Paroles d'artiste

Anaïd Demir / Claude Closky, entretien publié dans le Journal des Arts n° 223, le 21 octobre 2005, p.13.

Anaïd Demir : Quel est le titre de l'œuvre que tu présentais à la FIAC pour le Prix Marcel Duchamp 2005 ?

Claude Closky : "Journal", comme un journal intime, et télévisé.

AD : Peux-tu la décrire ?

CC : "Journal" est composé d'images arrêtées et de sons discontinus.

AD : Est-ce plutôt un journal télévisé, un journal intime ou un journal Debord? 

CC : C'est le monde vu de mon bureau ces derniers mois.

AD : Pourquoi ?

CC : Pour essayer d'y voir plus clair.

AD : Comment est-on sélectionné pour ce Prix? Qui choisit?

CC : Un membre de l'ADIAF m'a appelé en mai pour savoir si j'acceptais de faire partie des nominés pour le Prix Marcel Duchamp 2005.

AD : Pourquoi cette œuvre et pas une autre? Est-ce toi qui a décidé?

CC : Parce qu'elle parle du temps pendant lequel j'ai travaillé pour la réaliser. Les autres contraintes étaient celles propres au stand offert par la FIAC. Une superficie de 35 m2 délimitée par des cloisons de 3,50 m de haut, dans le contexte très particulier d'une foire où sont présentées des milliers d'oeuvres.

AD : D'où viennent toutes ces images, ces sons et séquences sélectionnés ?

CC : Je les ai prélevés sur internet, sur des pages consacrées à l'information.  Sur des blogs, des "pages perso" documentant la vie de leurs auteurs et des sites de presse internationaux.

AD : Leur as-tu fait subir un traitement particulier ?

CC : J'ai choisi les sons et les images. Je les ai assemblés en binôme. J'ai combiné les binômes les uns aux autres pour former un film vidéo.

AD : A quoi toutes ces séquences font-elles référence ?

CC : A nous-mêmes, à notre façon de comprendre et d'agir au quotidien.

AD : Pourquoi tous ces bruits ?

CC : Les sons très courts fonctionnent  comme un langage, ils donnent du sens aux images auxquelles ils sont associés.

AD : On entend « WIP ! CLIP ! CRAP ! BANG ! VLOP ! ZIP! SHEBAM ! POW ! BLOP ! WIZZ ! » Est-ce que ce sont des traductions visuelles d’onomatopées ?

CC : J'ai voulu souligner le contenu des photographies diffusées pour informer, des images déjà très simples pour être comprises par le plus grand nombre , en les réduisant à des signaux dont chacun est porteur d'un seul message.

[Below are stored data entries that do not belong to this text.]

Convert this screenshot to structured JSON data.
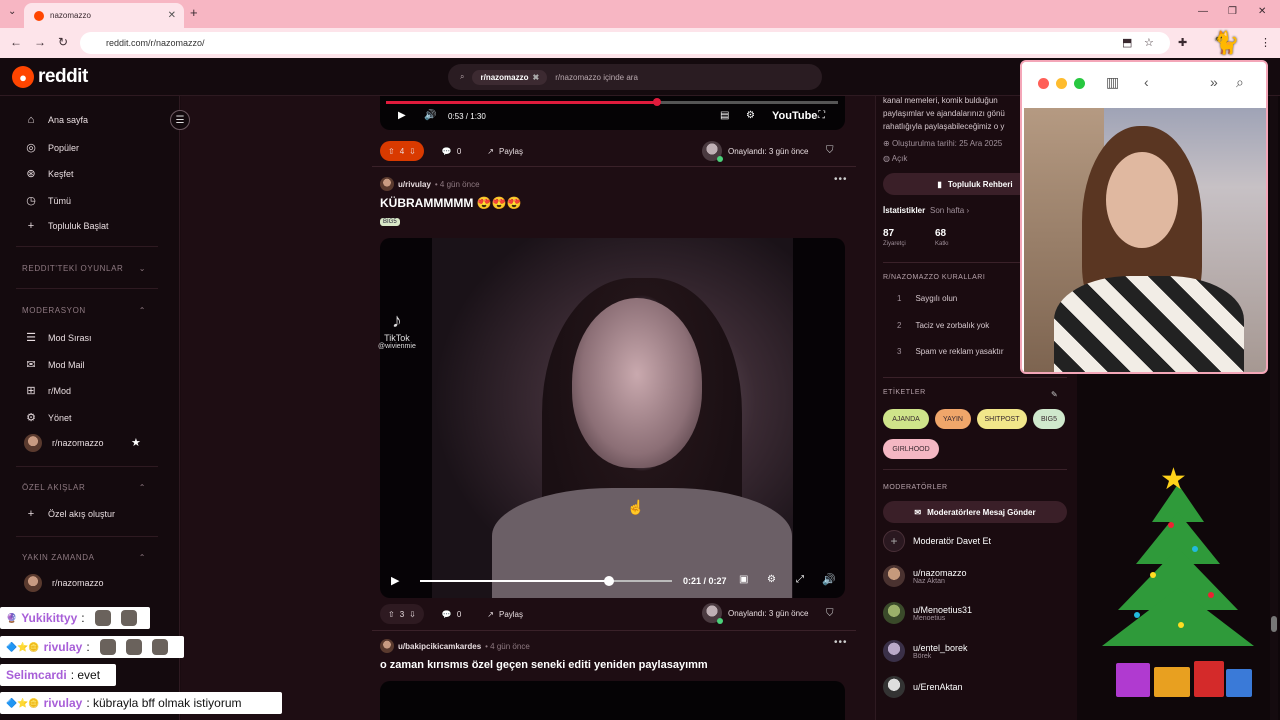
{
  "browser": {
    "tab_title": "nazomazzo",
    "url": "reddit.com/r/nazomazzo/"
  },
  "header": {
    "logo_text": "reddit",
    "search_chip": "r/nazomazzo",
    "search_placeholder": "r/nazomazzo içinde ara"
  },
  "sidebar": {
    "items": [
      {
        "icon": "home-icon",
        "label": "Ana sayfa"
      },
      {
        "icon": "popular-icon",
        "label": "Popüler"
      },
      {
        "icon": "explore-icon",
        "label": "Keşfet"
      },
      {
        "icon": "all-icon",
        "label": "Tümü"
      },
      {
        "icon": "plus-icon",
        "label": "Topluluk Başlat"
      }
    ],
    "games_section": "REDDIT'TEKİ OYUNLAR",
    "mod_section": "MODERASYON",
    "mod_items": [
      {
        "icon": "queue-icon",
        "label": "Mod Sırası"
      },
      {
        "icon": "mail-icon",
        "label": "Mod Mail"
      },
      {
        "icon": "mod-icon",
        "label": "r/Mod"
      },
      {
        "icon": "settings-icon",
        "label": "Yönet"
      },
      {
        "icon": "avatar",
        "label": "r/nazomazzo"
      }
    ],
    "custom_section": "ÖZEL AKIŞLAR",
    "custom_create": "Özel akış oluştur",
    "recent_section": "YAKIN ZAMANDA",
    "recent_item": "r/nazomazzo"
  },
  "feed": {
    "prev_post": {
      "video_time": "0:53 / 1:30",
      "video_progress": 0.6,
      "votes": "4",
      "comments": "0",
      "share": "Paylaş",
      "approved": "Onaylandı: 3 gün önce"
    },
    "post": {
      "author": "u/rivulay",
      "time": "• 4 gün önce",
      "title": "KÜBRAMMMMM 😍😍😍",
      "flair": "BIG5",
      "video_time": "0:21 / 0:27",
      "video_progress": 0.75,
      "watermark": "TikTok",
      "watermark_user": "@wivienmie",
      "votes": "3",
      "comments": "0",
      "share": "Paylaş",
      "approved": "Onaylandı: 3 gün önce"
    },
    "next_post": {
      "author": "u/bakipcikicamkardes",
      "time": "• 4 gün önce",
      "title": "o zaman kırısmıs özel geçen seneki editi yeniden paylasayımm"
    }
  },
  "right_sidebar": {
    "about_lines": [
      "kanal memeleri, komik bulduğun",
      "paylaşımlar ve ajandalarınızı gönü",
      "rahatlığıyla paylaşabileceğimiz o y"
    ],
    "created": "Oluşturulma tarihi: 25 Ara 2025",
    "visibility": "Açık",
    "guide_button": "Topluluk Rehberi",
    "stats_label": "İstatistikler",
    "stats_range": "Son hafta",
    "visitors": "87",
    "visitors_label": "Ziyaretçi",
    "contributions": "68",
    "contributions_label": "Katkı",
    "rules_title": "R/NAZOMAZZO KURALLARI",
    "rules": [
      {
        "n": "1",
        "text": "Saygılı olun"
      },
      {
        "n": "2",
        "text": "Taciz ve zorbalık yok"
      },
      {
        "n": "3",
        "text": "Spam ve reklam yasaktır"
      }
    ],
    "tags_title": "ETİKETLER",
    "tags": [
      {
        "label": "AJANDA",
        "color": "#cfe48a"
      },
      {
        "label": "YAYIN",
        "color": "#f0a66a"
      },
      {
        "label": "SHITPOST",
        "color": "#f1e68a"
      },
      {
        "label": "BIG5",
        "color": "#cfe8cc"
      },
      {
        "label": "GIRLHOOD",
        "color": "#f4b7c3"
      }
    ],
    "mods_title": "MODERATÖRLER",
    "message_mods": "Moderatörlere Mesaj Gönder",
    "invite_mod": "Moderatör Davet Et",
    "mods": [
      {
        "name": "u/nazomazzo",
        "sub": "Naz Aktan"
      },
      {
        "name": "u/Menoetius31",
        "sub": "Menoetius"
      },
      {
        "name": "u/entel_borek",
        "sub": "Börek"
      },
      {
        "name": "u/ErenAktan",
        "sub": ""
      }
    ]
  },
  "chat": [
    {
      "user": "Yukikittyy",
      "msg": ":",
      "emotes": 2
    },
    {
      "user": "rivulay",
      "msg": ":",
      "emotes": 3
    },
    {
      "user": "Selimcardi",
      "msg": ": evet",
      "emotes": 0
    },
    {
      "user": "rivulay",
      "msg": ": kübrayla bff olmak istiyorum",
      "emotes": 0
    }
  ]
}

Comme les panneaux du code de la route. 

AD : Selon quel rythme tout cela est-il présenté ?

CC : Rapide et régulier.

AD : Dans le public, y a-t-il eu des réactions?

CC : Il s'est assis dans les canapés mis à sa disposition pour son confort.

AD : Est-ce que les images et les sons télévisés tiennent du papier peint ?

CC : Souvent.

AD : Pourquoi ?

CC : Parce qu'ils sont subordonnés à un format préexistant. Par exemple le journal de 20 heures dure 30 minutes quelle que soit l'actualité.

AD : Et ton “Journal” à toi, quel est son format?

CC : Probablement binaire, comme celui de mon ordinateur.

AD : Que prépares-tu pour l'exposition du Prix Marcel Duchamp au Centre Pompidou ?

CC : Rien pour l'instant.

AD : Peux-tu décrire ?

CC : Je veux d'abord répondre à cet entretien.

AD : Comment représentes-tu la frénésie médiatique dans ton travail en général ?

CC : En la redoublant.

AD : Quel rapport entretiens-tu avec le système ?

CC : Téléphonique, sur les lignes surtaxées.

AD : Quelles règles t'imposes-tu dans ton travail ?

CC : Aucune.

AD : Des livres, des objets, des photos, des vidéos, des dessins sur papier ou sur le Web... De tous les médias que tu emploies, lequel a ta préférence?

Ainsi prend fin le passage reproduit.